The “Named Content Views” Pattern
Here’s another pattern of content management: content objects have “views.” This means that content objects have several predefined ways of being viewed across your system.
For example, here are (the) two big ones using an “article” as an example.
Individual: The view of a single content object – how your article appears when you view it by itself on an “article page.”
Index: The view of a single article in a list of other articles. So when you display the “Politics” category, this is how a single article gets rendered in the list.
Regardless of what type of object you’re looking at (article, survey, staff bio, etc.), they can probably be viewed in both of these ways (with some exceptions – if an object isn’t meant to be URL-addressable, then perhaps there isn’t an Individual view, but this is relatively uncommon).
So here we transcend the notion of specifically how an article looks in an index of articles, and we concentrate on the fact that we just need to define this is as a “view” of the article. The formatting it uses and properties it exposes in this view don’t really matter, what matters is that the article can render itself according to this named view.
What’s handy is when you can define these views, and then tell the content objects to render themselves in each instance. This means the template code for the “Politics” page of your magazine looks something like this (if it’s not obvious, this is completely made-up template code meant to represent templating systems in general):
[fetch Articles] [foreach Article in Articles] [Article.RenderView("Index")] [next]
This is good because you can define the same view across multiple content types. For instance, if you have a “Survey” object that’s also in your Politics section, you can do this:
[fetch Everything in the Politics section] [foreach Object in Everything] [Object.RenderView("Index")] [next]

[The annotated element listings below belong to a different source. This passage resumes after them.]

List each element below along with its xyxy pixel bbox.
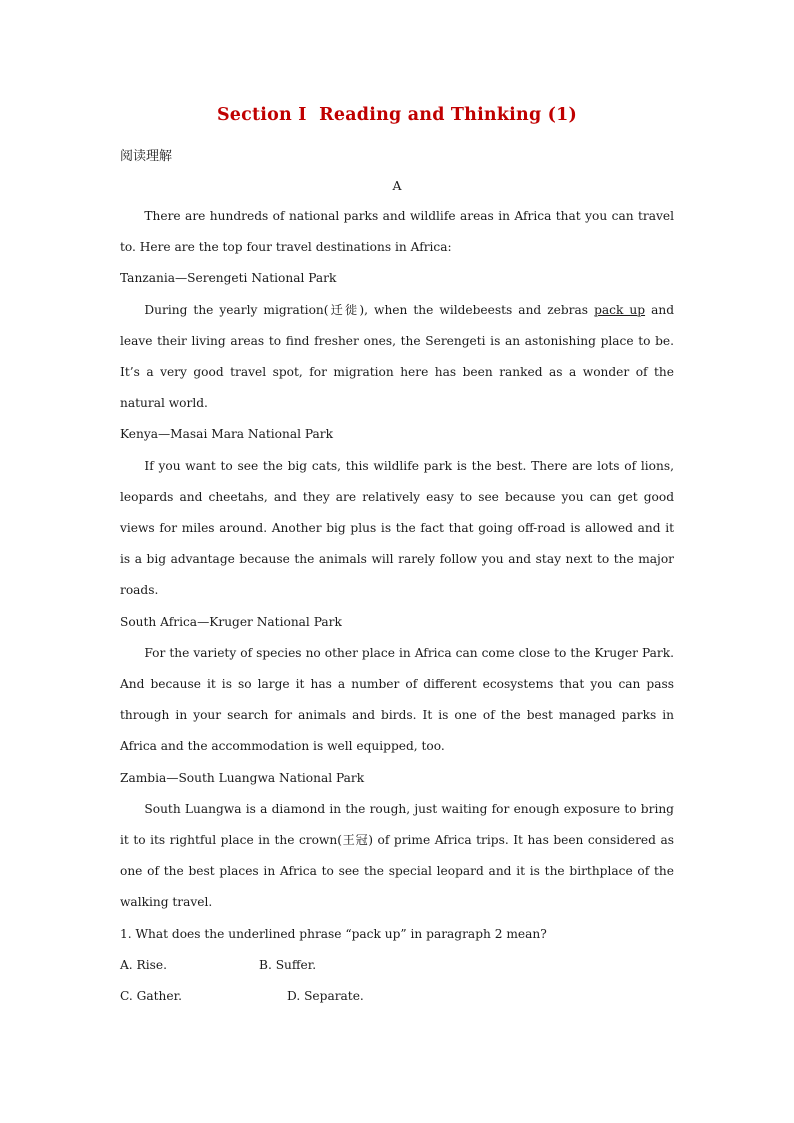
park-heading-masai-mara: Kenya—Masai Mara National Park xyxy=(120,427,334,442)
paragraph-text: and leave their living areas to find fresher ones, the Serengeti is an astonishing place to be. It’s a very good travel spot, for migration here has been ranked as a wonder of the natural world. xyxy=(120,302,674,411)
park-heading-south-luangwa: Zambia—South Luangwa National Park xyxy=(120,770,365,785)
page-title: Section Ⅰ Reading and Thinking (1) xyxy=(216,105,578,125)
question-text: 1. What does the underlined phrase “pack up” in paragraph 2 mean? xyxy=(120,926,547,941)
option-d: D. Separate. xyxy=(287,989,364,1004)
option-c: C. Gather. xyxy=(120,989,182,1004)
park-paragraph-masai-mara: If you want to see the big cats, this wildlife park is the best. There are lots of lions, leopards and cheetahs, and they are relatively easy to see because you can get good views for miles around. Another big plus is the fact that going off-road is allowed and it is a big advantage because the animals will rarely follow you and stay next to the major roads. xyxy=(120,458,674,598)
passage-body xyxy=(120,201,674,1012)
option-b: B. Suffer. xyxy=(259,957,317,972)
passage-label: A xyxy=(392,178,402,193)
paragraph-text: During the yearly migration(迁徙), when the wildebeests and zebras xyxy=(144,302,595,317)
question-options-row-2 xyxy=(120,981,674,1012)
question-options-row-1 xyxy=(120,950,674,981)
section-label: 阅读理解 xyxy=(120,149,173,164)
park-heading-kruger: South Africa—Kruger National Park xyxy=(120,614,342,629)
underlined-phrase: pack up xyxy=(594,302,646,317)
park-paragraph-south-luangwa: South Luangwa is a diamond in the rough, just waiting for enough exposure to bring it to its rightful place in the crown(王冠) of prime Africa trips. It has been considered as one of the best places in Africa to see the special leopard and it is the birthplace of the walking travel. xyxy=(120,801,674,910)
option-a: A. Rise. xyxy=(120,957,167,972)
park-heading-serengeti: Tanzania—Serengeti National Park xyxy=(120,271,337,286)
park-paragraph-kruger: For the variety of species no other place in Africa can come close to the Kruger Park. And because it is so large it has a number of different ecosystems that you can pass through in your search for animals and birds. It is one of the best managed parks in Africa and the accommodation is well equipped, too. xyxy=(120,645,674,754)
intro-paragraph: There are hundreds of national parks and wildlife areas in Africa that you can travel to. Here are the top four travel destinations in Africa: xyxy=(120,209,674,255)
park-paragraph-serengeti xyxy=(120,295,674,420)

What’s neat here is that you’ve retrieved a heterogeneous list of content types and you’ve rendered them all in a list. It doesn’t matter that they’re different types, because they all have an “Index” view, and they all know how to render themselves for that view.
In the end, you’re really just stringing together a list of Index views. Those views just happen to have content objects behind them.
Say you want a site map with a big table of stuff in your site. No problem – just create another view for “Table Row” and “show” all your objects how to render themselves for this view. This example actually gets a little complicated because you have to make sure all the objects render the view with the same number of columns, but so long as you pick a number and stick with it…
The Table Row view for an article may do this:
While the Table Row view for a survey might do this:
[Title]Open: [Opened] [if Closed], Closed: [ClosedDate] [/if]
Again, so long as you make sure that every content object has a “Table Row” view, then it doesn’t matter what content types you try to render down the list.
Another one is a “Title” view, which refers to how your object appears when “viewed” in the TITLE tag of the page. This is simple, but you’ll see why it’s handy in a second.
For an article:
For a survey:
Survey: [Title] [if Closed] (closed) [endif]
Here’s how this can really be used:
Here you have a page template that can render any object type in the system. It doesn’t matter what object type it is, because the template is just calling views. So long as those objects know how to render themselves in those views, then it works.
(Obviously, this has the added benefit of keeping your template code in one place. If you have articles listed all over your site with an “Index” view, and you change that view, then it changes everywhere. Of course, you may or may not want this…)
Now, a good system doesn’t stop you from just rendering content manually in some cases, like this:
[fetch Articles] [foreach Article in Articles] <h2>[Article.Title]</h2> [Article.Summary] [next]
In fact, if you have a one-off rendering somewhere, then this is a lot easier than defining a global view for this one instance.
Now, before you go thinking that I’m amazing for thinking this all up, let me tell you what you should have probably known already if you’ve hung around this blog long enough: eZ publish does everything I’ve described here. So, yes, I tricked you into a little more eZ publish theory.
(It needs to be said, too, this is just an extension of object-oriented programming itself. Think interfaces.)
On top of what I’ve described here, eZ publish has the fantastic ability to let you selectively override a view. You can redefine a view based on things like the specific object ID (so a single object can have its own view) or the branch of the content tree in which the object resides (so the “Individual” view of articles in the “Politics” section can be different than articles in the “Sports” section).
Furthermore, you can “fall back,” meaning you can define a set of standard views to use in the absence of anything more specific. So if you haven’t defined an “Index” view for a specific content type, the system will fall back to the standard “index” view.
(Of course, this view shouldn’t use anything but the properties common to all objects since it doesn’t know what object it’s going to be rendering. It should use the stuff on the envelope, not inside of it.)
(For the record, eZ publish calls the “Individual” and “Index” views, “full” and “line,” respectively.)
Also, since – as we’ve discussed before – eZ publish’s admin side runs the same way its public side runs, you can get an “edit” view as well, which renders the content object in an HTML form, ready to be edited. (Note: I may have the view name wrong here, but the theory is right.)
I actually had this theoretical model in my head years ago, but eZ publish was the first system in which I saw it fully implemented. It works extraordinarily well, and it’s another reason why eZ publish remains the most flexible content management system I’ve ever worked with.